Dislcaimer: Don't own Fruits Basket.
Author's Note: To those of you who want Rin to whack out... Sorry! I thought I was being too mean to poor Hatori, so I gave him a bit of a break. Don't worry; that's the only one he gets. Maybe I should change the name of the story to "Poor Ha'ri" because I say that enough...

The Joys of Driving

"Alright, Rin. Get in. Haru, you'll be next." Rin glared first at Hatsuharu, then at Hatori, and got into the car. She looked at the roof. "To get Kagura to drive, I told her that Kyo had been cheating on her." Rin nodded as if that explained everything - which, actually, it did. Rin needed no persuasion or help, buckling her seat belt without prompt and pulling smoothly out of the drive way. Hatori glanced at her in surprise when she turned on the radio.

She returned the glance with a scowl and kept driving without problem. She went once around the block and, upon pulling back into Hatori's drive way, the happy doctor proclaimed that she obviously didn't need any help. Thank goodness. One less person to wreck his car. She changed places with Haru.

Haru's session, too, started without hitch. He got part way around the block. The stoplight had turned red and, as everyone else so far had had a little trouble braking, Hatori gave instructions. Haru grunted and followed them.

"That was good, Haru," Hatori praised. A rare thing, but, hey! after being put through what he had already, a smooth stop was something praiseworthy indeed.

"You think so?" Haru asked, looking at him. The light turned green. Haru didn't notice until someone behind him honked loudly.
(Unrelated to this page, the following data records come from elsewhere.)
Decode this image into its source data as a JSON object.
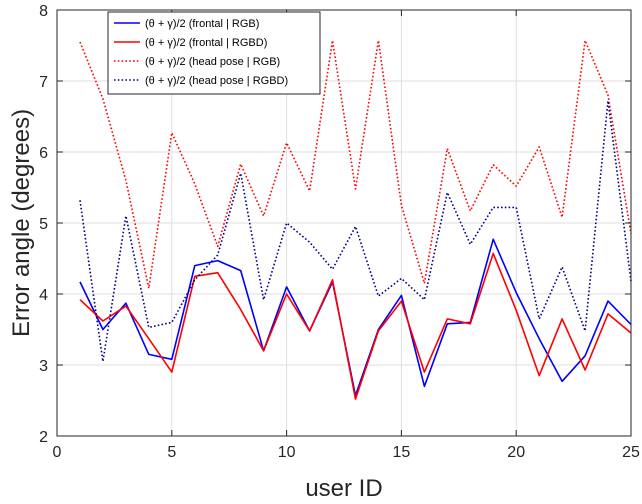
{
  "chart_data": {
    "type": "line",
    "xlabel": "user ID",
    "ylabel": "Error angle (degrees)",
    "xlim": [
      0,
      25
    ],
    "ylim": [
      2,
      8
    ],
    "xticks": [
      0,
      5,
      10,
      15,
      20,
      25
    ],
    "yticks": [
      2,
      3,
      4,
      5,
      6,
      7,
      8
    ],
    "grid": true,
    "legend_position": "top-left",
    "x": [
      1,
      2,
      3,
      4,
      5,
      6,
      7,
      8,
      9,
      10,
      11,
      12,
      13,
      14,
      15,
      16,
      17,
      18,
      19,
      20,
      21,
      22,
      23,
      24,
      25
    ],
    "series": [
      {
        "name": "(θ + γ)/2 (frontal | RGB)",
        "color": "#0000ff",
        "style": "solid",
        "values": [
          4.17,
          3.5,
          3.87,
          3.15,
          3.08,
          4.4,
          4.47,
          4.33,
          3.2,
          4.1,
          3.48,
          4.17,
          2.57,
          3.5,
          3.98,
          2.7,
          3.58,
          3.6,
          4.77,
          4.02,
          3.37,
          2.77,
          3.13,
          3.9,
          3.57
        ]
      },
      {
        "name": "(θ + γ)/2 (frontal | RGBD)",
        "color": "#ff0000",
        "style": "solid",
        "values": [
          3.92,
          3.62,
          3.83,
          3.37,
          2.9,
          4.25,
          4.3,
          3.78,
          3.2,
          4.0,
          3.48,
          4.2,
          2.52,
          3.48,
          3.9,
          2.9,
          3.65,
          3.58,
          4.57,
          3.77,
          2.85,
          3.65,
          2.93,
          3.72,
          3.45
        ]
      },
      {
        "name": "(θ + γ)/2 (head pose | RGB)",
        "color": "#ff0000",
        "style": "dotted",
        "values": [
          7.55,
          6.75,
          5.6,
          4.08,
          6.27,
          5.55,
          4.67,
          5.83,
          5.1,
          6.13,
          5.45,
          7.57,
          5.48,
          7.57,
          5.25,
          4.15,
          6.05,
          5.17,
          5.82,
          5.52,
          6.07,
          5.08,
          7.57,
          6.8,
          4.85
        ]
      },
      {
        "name": "(θ + γ)/2 (head pose | RGBD)",
        "color": "#00008b",
        "style": "dotted",
        "values": [
          5.32,
          3.05,
          5.1,
          3.53,
          3.6,
          4.2,
          4.55,
          5.7,
          3.92,
          5.0,
          4.73,
          4.35,
          4.95,
          3.97,
          4.22,
          3.92,
          5.43,
          4.7,
          5.22,
          5.22,
          3.65,
          4.38,
          3.48,
          6.72,
          4.18
        ]
      }
    ]
  }
}
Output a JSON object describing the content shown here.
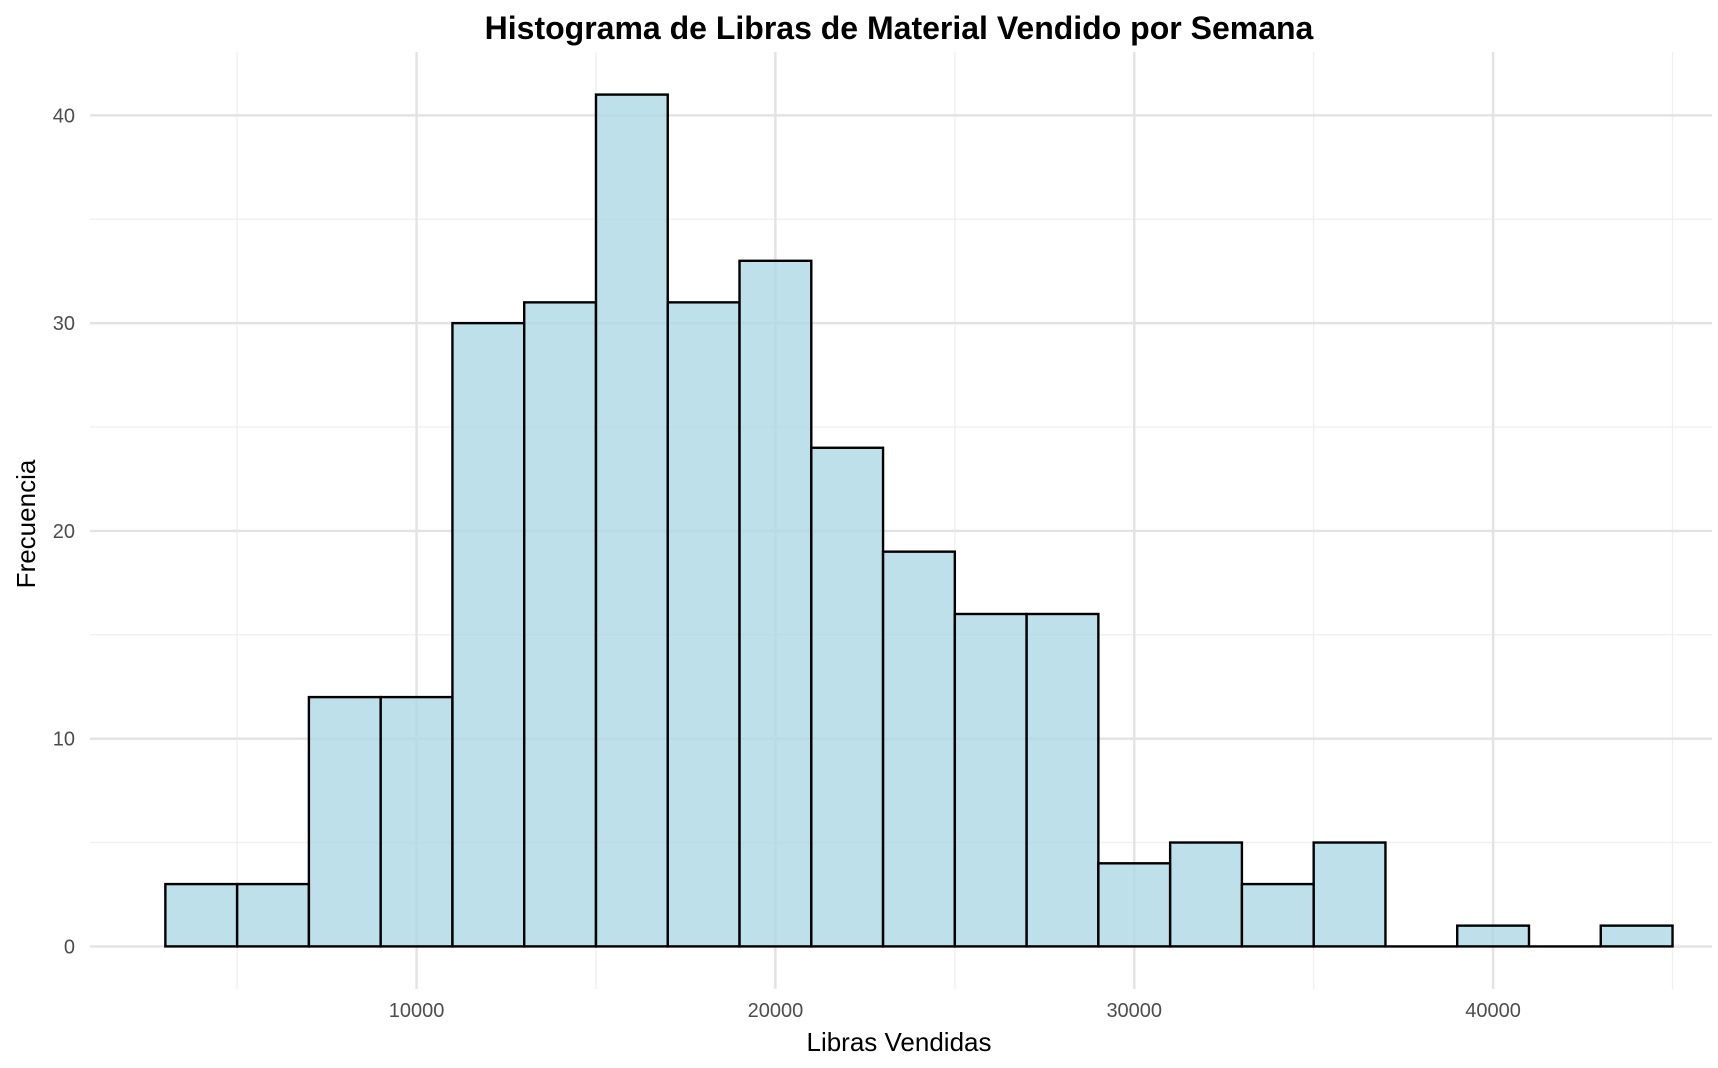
{
  "chart_data": {
    "type": "bar",
    "subtype": "histogram",
    "title": "Histograma de Libras de Material Vendido por Semana",
    "xlabel": "Libras Vendidas",
    "ylabel": "Frecuencia",
    "bin_width": 2000,
    "bins": [
      {
        "start": 3000,
        "end": 5000,
        "count": 3
      },
      {
        "start": 5000,
        "end": 7000,
        "count": 3
      },
      {
        "start": 7000,
        "end": 9000,
        "count": 12
      },
      {
        "start": 9000,
        "end": 11000,
        "count": 12
      },
      {
        "start": 11000,
        "end": 13000,
        "count": 30
      },
      {
        "start": 13000,
        "end": 15000,
        "count": 31
      },
      {
        "start": 15000,
        "end": 17000,
        "count": 41
      },
      {
        "start": 17000,
        "end": 19000,
        "count": 31
      },
      {
        "start": 19000,
        "end": 21000,
        "count": 33
      },
      {
        "start": 21000,
        "end": 23000,
        "count": 24
      },
      {
        "start": 23000,
        "end": 25000,
        "count": 19
      },
      {
        "start": 25000,
        "end": 27000,
        "count": 16
      },
      {
        "start": 27000,
        "end": 29000,
        "count": 16
      },
      {
        "start": 29000,
        "end": 31000,
        "count": 4
      },
      {
        "start": 31000,
        "end": 33000,
        "count": 5
      },
      {
        "start": 33000,
        "end": 35000,
        "count": 3
      },
      {
        "start": 35000,
        "end": 37000,
        "count": 5
      },
      {
        "start": 37000,
        "end": 39000,
        "count": 0
      },
      {
        "start": 39000,
        "end": 41000,
        "count": 1
      },
      {
        "start": 41000,
        "end": 43000,
        "count": 0
      },
      {
        "start": 43000,
        "end": 45000,
        "count": 1
      }
    ],
    "xlim": [
      900,
      46100
    ],
    "ylim": [
      -2.05,
      43.05
    ],
    "x_ticks": [
      10000,
      20000,
      30000,
      40000
    ],
    "x_tick_labels": [
      "10000",
      "20000",
      "30000",
      "40000"
    ],
    "x_minor_ticks": [
      5000,
      15000,
      25000,
      35000,
      45000
    ],
    "y_ticks": [
      0,
      10,
      20,
      30,
      40
    ],
    "y_tick_labels": [
      "0",
      "10",
      "20",
      "30",
      "40"
    ],
    "y_minor_ticks": [
      5,
      15,
      25,
      35
    ],
    "grid": true,
    "legend": "none",
    "colors": {
      "bar_fill": "#add8e6",
      "bar_fill_opacity": 0.8,
      "bar_outline": "#000000",
      "grid_major": "#e3e3e3",
      "grid_minor": "#efefef",
      "background": "#ffffff"
    }
  }
}
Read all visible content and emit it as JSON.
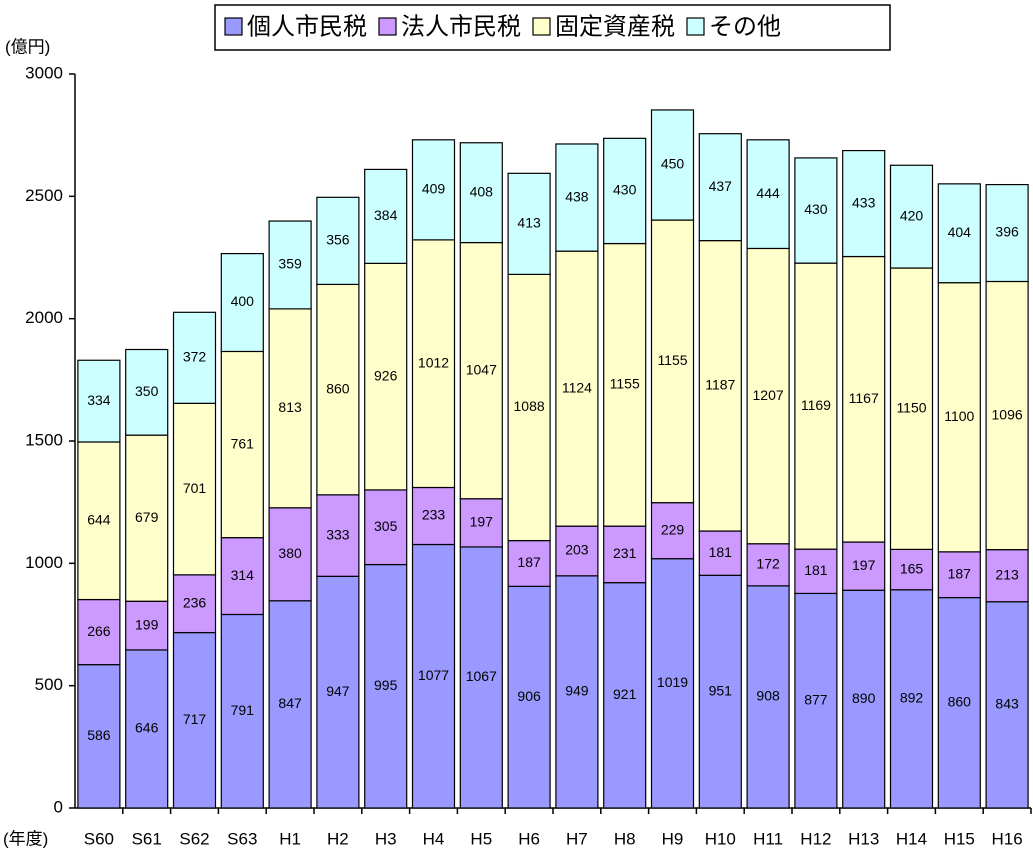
{
  "chart_data": {
    "type": "stacked-bar",
    "y_label": "(億円)",
    "x_label": "(年度)",
    "categories": [
      "S60",
      "S61",
      "S62",
      "S63",
      "H1",
      "H2",
      "H3",
      "H4",
      "H5",
      "H6",
      "H7",
      "H8",
      "H9",
      "H10",
      "H11",
      "H12",
      "H13",
      "H14",
      "H15",
      "H16"
    ],
    "series": [
      {
        "name": "個人市民税",
        "color": "#9999ff",
        "values": [
          586,
          646,
          717,
          791,
          847,
          947,
          995,
          1077,
          1067,
          906,
          949,
          921,
          1019,
          951,
          908,
          877,
          890,
          892,
          860,
          843
        ]
      },
      {
        "name": "法人市民税",
        "color": "#cc99ff",
        "values": [
          266,
          199,
          236,
          314,
          380,
          333,
          305,
          233,
          197,
          187,
          203,
          231,
          229,
          181,
          172,
          181,
          197,
          165,
          187,
          213
        ]
      },
      {
        "name": "固定資産税",
        "color": "#ffffcc",
        "values": [
          644,
          679,
          701,
          761,
          813,
          860,
          926,
          1012,
          1047,
          1088,
          1124,
          1155,
          1155,
          1187,
          1207,
          1169,
          1167,
          1150,
          1100,
          1096
        ]
      },
      {
        "name": "その他",
        "color": "#ccffff",
        "values": [
          334,
          350,
          372,
          400,
          359,
          356,
          384,
          409,
          408,
          413,
          438,
          430,
          450,
          437,
          444,
          430,
          433,
          420,
          404,
          396
        ]
      }
    ],
    "ylim": [
      0,
      3000
    ],
    "yticks": [
      0,
      500,
      1000,
      1500,
      2000,
      2500,
      3000
    ],
    "grid": false
  }
}
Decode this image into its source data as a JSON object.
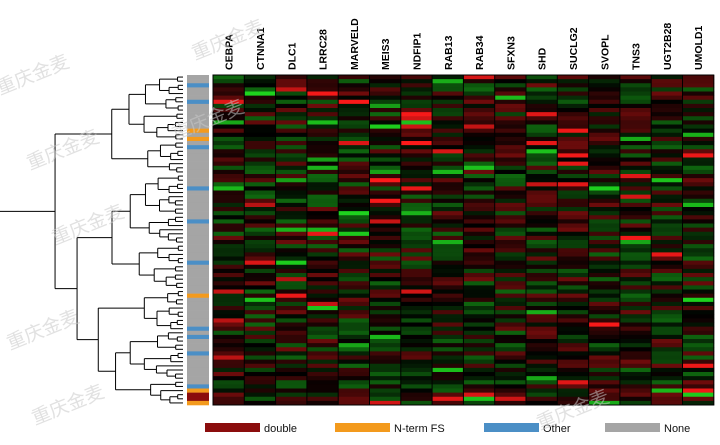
{
  "chart_data": {
    "type": "heatmap",
    "columns": [
      "CEBPA",
      "CTNNA1",
      "DLC1",
      "LRRC28",
      "MARVELD",
      "MEIS3",
      "NDFIP1",
      "RAB13",
      "RAB34",
      "SFXN3",
      "SHD",
      "SUCLG2",
      "SVOPL",
      "TNS3",
      "UGT2B28",
      "UMOLD1"
    ],
    "row_count": 80,
    "color_scale": {
      "low": "#1fd81f",
      "mid": "#000000",
      "high": "#ff1a1a"
    },
    "value_range": [
      -1,
      1
    ],
    "values": [],
    "row_annotation": {
      "categories": [
        "double",
        "N-term FS",
        "Other",
        "None"
      ],
      "colors": {
        "double": "#8b0d0d",
        "N-term FS": "#f39a1d",
        "Other": "#4b8fc6",
        "None": "#a5a5a5"
      },
      "rows": {
        "2": "Other",
        "6": "Other",
        "13": "N-term FS",
        "15": "N-term FS",
        "17": "Other",
        "27": "Other",
        "35": "Other",
        "45": "Other",
        "53": "N-term FS",
        "61": "Other",
        "63": "Other",
        "67": "Other",
        "75": "Other",
        "76": "N-term FS",
        "77": "double",
        "78": "double",
        "79": "N-term FS"
      }
    }
  },
  "legend": {
    "items": [
      {
        "label": "double",
        "color": "#8b0d0d"
      },
      {
        "label": "N-term FS",
        "color": "#f39a1d"
      },
      {
        "label": "Other",
        "color": "#4b8fc6"
      },
      {
        "label": "None",
        "color": "#a5a5a5"
      }
    ]
  },
  "watermark": {
    "text": "重庆金麦"
  }
}
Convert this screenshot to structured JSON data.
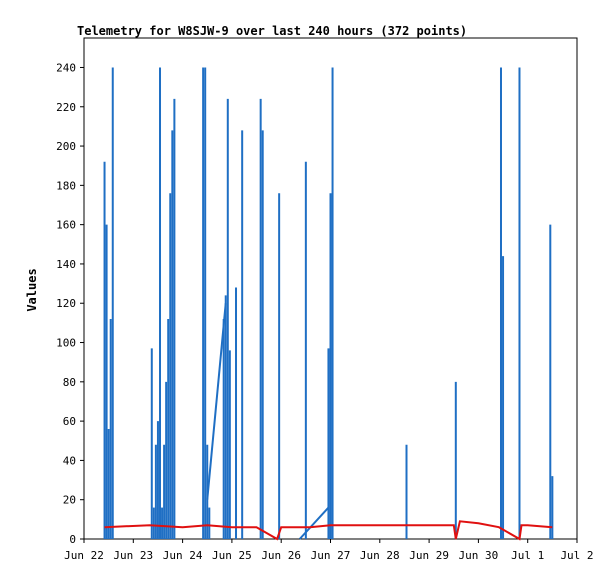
{
  "chart_data": {
    "type": "line",
    "title": "Telemetry for W8SJW-9 over last 240 hours (372 points)",
    "xlabel": "",
    "ylabel": "Values",
    "x_ticks": [
      "Jun 22",
      "Jun 23",
      "Jun 24",
      "Jun 25",
      "Jun 26",
      "Jun 27",
      "Jun 28",
      "Jun 29",
      "Jun 30",
      "Jul 1",
      "Jul 2"
    ],
    "y_ticks": [
      0,
      20,
      40,
      60,
      80,
      100,
      120,
      140,
      160,
      180,
      200,
      220,
      240
    ],
    "xlim": [
      "Jun 22 00:00",
      "Jul 2 00:00"
    ],
    "ylim": [
      0,
      255
    ],
    "grid": false,
    "colors": {
      "spikes": "#1f6fc4",
      "baseline": "#e01010",
      "axis": "#000000"
    },
    "series": [
      {
        "color": "#1f6fc4",
        "spikes": [
          [
            "Jun 22 10:00",
            192
          ],
          [
            "Jun 22 11:00",
            160
          ],
          [
            "Jun 22 12:00",
            56
          ],
          [
            "Jun 22 13:00",
            112
          ],
          [
            "Jun 22 14:00",
            240
          ],
          [
            "Jun 23 09:00",
            97
          ],
          [
            "Jun 23 10:00",
            16
          ],
          [
            "Jun 23 11:00",
            48
          ],
          [
            "Jun 23 12:00",
            60
          ],
          [
            "Jun 23 13:00",
            240
          ],
          [
            "Jun 23 14:00",
            16
          ],
          [
            "Jun 23 15:00",
            48
          ],
          [
            "Jun 23 16:00",
            80
          ],
          [
            "Jun 23 17:00",
            112
          ],
          [
            "Jun 23 18:00",
            176
          ],
          [
            "Jun 23 19:00",
            208
          ],
          [
            "Jun 23 20:00",
            224
          ],
          [
            "Jun 24 10:00",
            240
          ],
          [
            "Jun 24 11:00",
            240
          ],
          [
            "Jun 24 12:00",
            48
          ],
          [
            "Jun 24 13:00",
            16
          ],
          [
            "Jun 24 20:00",
            112
          ],
          [
            "Jun 24 21:00",
            124
          ],
          [
            "Jun 24 22:00",
            224
          ],
          [
            "Jun 24 23:00",
            96
          ],
          [
            "Jun 25 02:00",
            128
          ],
          [
            "Jun 25 05:00",
            208
          ],
          [
            "Jun 25 14:00",
            224
          ],
          [
            "Jun 25 15:00",
            208
          ],
          [
            "Jun 25 23:00",
            176
          ],
          [
            "Jun 26 12:00",
            192
          ],
          [
            "Jun 26 23:00",
            97
          ],
          [
            "Jun 27 00:00",
            176
          ],
          [
            "Jun 27 01:00",
            240
          ],
          [
            "Jun 28 13:00",
            48
          ],
          [
            "Jun 29 13:00",
            80
          ],
          [
            "Jun 30 11:00",
            240
          ],
          [
            "Jun 30 12:00",
            144
          ],
          [
            "Jun 30 20:00",
            240
          ],
          [
            "Jul 1 11:00",
            160
          ],
          [
            "Jul 1 12:00",
            32
          ]
        ],
        "ramps": [
          {
            "from": [
              "Jun 24 12:00",
              20
            ],
            "to": [
              "Jun 24 21:00",
              120
            ]
          },
          {
            "from": [
              "Jun 26 09:00",
              0
            ],
            "to": [
              "Jun 26 23:00",
              16
            ]
          }
        ]
      },
      {
        "color": "#e01010",
        "points": [
          [
            "Jun 22 10:00",
            6
          ],
          [
            "Jun 23 08:00",
            7
          ],
          [
            "Jun 24 00:00",
            6
          ],
          [
            "Jun 24 12:00",
            7
          ],
          [
            "Jun 25 00:00",
            6
          ],
          [
            "Jun 25 12:00",
            6
          ],
          [
            "Jun 25 22:00",
            0
          ],
          [
            "Jun 26 00:00",
            6
          ],
          [
            "Jun 26 14:00",
            6
          ],
          [
            "Jun 27 00:00",
            7
          ],
          [
            "Jun 28 00:00",
            7
          ],
          [
            "Jun 29 00:00",
            7
          ],
          [
            "Jun 29 12:00",
            7
          ],
          [
            "Jun 29 13:00",
            0
          ],
          [
            "Jun 29 15:00",
            9
          ],
          [
            "Jun 30 00:00",
            8
          ],
          [
            "Jun 30 10:00",
            6
          ],
          [
            "Jun 30 20:00",
            0
          ],
          [
            "Jun 30 21:00",
            7
          ],
          [
            "Jul 1 00:00",
            7
          ],
          [
            "Jul 1 12:00",
            6
          ]
        ]
      }
    ]
  }
}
"MOVE, grandpa!" came the yell. Haru moved it, choosing to ignore the insult. This time. Unfortunately, the person who had yelled decided it would be a fun idea to follow them and yell more insults. Finally, Haru snapped.

"Alright, that's it!" the enraged bovine yelled. He pulled a wild U-turn that reminded Hatori of Akito's lesson, the day previously. He felt slightly sick. Anyway, Haru pulled in behind the other driver and pressed the gas pedal almost to the floor. The other driver seemed to believe that Haru would stop before hitting him and kept going his normal speed. At the last instant before collision, the other panicked and sped up.

This led to a true high-speed chase throughout the outer suburbs of Tokyo, the chasers a cackling teenager who was generally ticked at the world and a doctor who was making mental notes to see that mortician, the chasee some poor driver who had decided it would be a good idea to yell insults at aforementioned cackling teen.

The chase went on for half an hour (traumatizing countless pedestrians, again in some cases) before Hatori realized something. "You're almost out of gas!" he told Black Haru. By some miracle, Haru instantly turned White again and pulled away from the chase, Hatori sighing in relief as he gave directions to the nearest gas station. At least the police hadn't gotten involved.

The beat up car got many a weird stare at the gas station. Hatori, being of legal age and all that, went inside to pay for the now-full tank of gas. "What happened to your car?" the acne-covered teenaged cashier asked, pointing out the window. Hatori just stared at him.

"Do you know any good morticians? I'd like to schedule my funeral..."

The cashier kindly gave him a discount on the gas (read: was so freaked by Hatori's answer that he kicked the dragon out and refused to accept anything from him, including money).